Every workday you open your laptop or start your desktop, and you wait. For some, that wait is a mere blip in the day, a few seconds, for others that wait can seem interminable.

A few months ago, our engineering team set out with the task of exploring what variables really impact a slow device performance. During the course of their research, the team uncovered answers to very specific questions like:

What is the average startup time for a work device? (Hint: it’s less than five minutes).

Does processor speed or the number of CPU cores impact startup time? (It depends).

Does a device with an SSD (solid-state drive) perform faster than one with an HDD (hard disk drive)?

Ultimately, their research revealed 3 key influencers that heavily contribute to a slow startup time—a discovery that stands on its own merit.

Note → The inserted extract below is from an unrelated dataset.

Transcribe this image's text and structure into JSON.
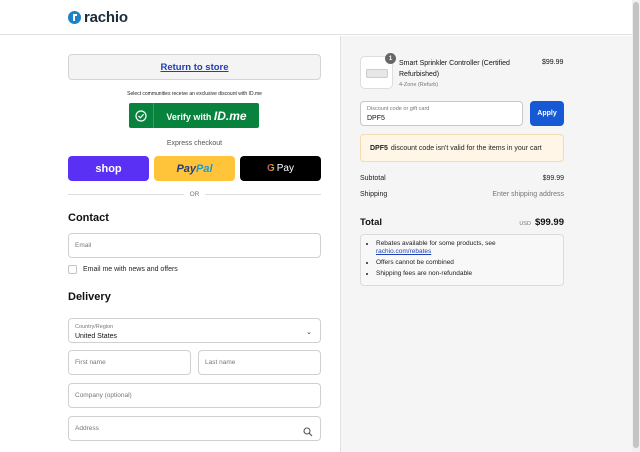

But what I find most interesting is that the report calls into question the assumption that new hardware always means faster (& better) performance. It’s not that they’re discrediting the performance benefits of new laptops and desktops, their findings simply show that many of the older devices in the study (611,676 to be precise), recorded a start time well under the average (2nd hint: the average is between 4 & 5 minutes).

The implication being that many IT Leaders assume they have to spend millions to upgrade their existing hardware and thus, improve their Digital Employee Experience. And likewise, those budgetary decisions can often come at the expense of a Green IT strategy—we reported earlier that e-Waste is predicted to 2.5 million metric tons by 2030.

But the thing is: it’s not a zero-sum game!

As the Nexthink Insights Report so succinctly proves, many times a simple configuration change, or memory upgrade might be the smartest answer. The point is IT can often times reclaim perfectly functioning laptops, improve their DEX, and protect the environment—all at the same time.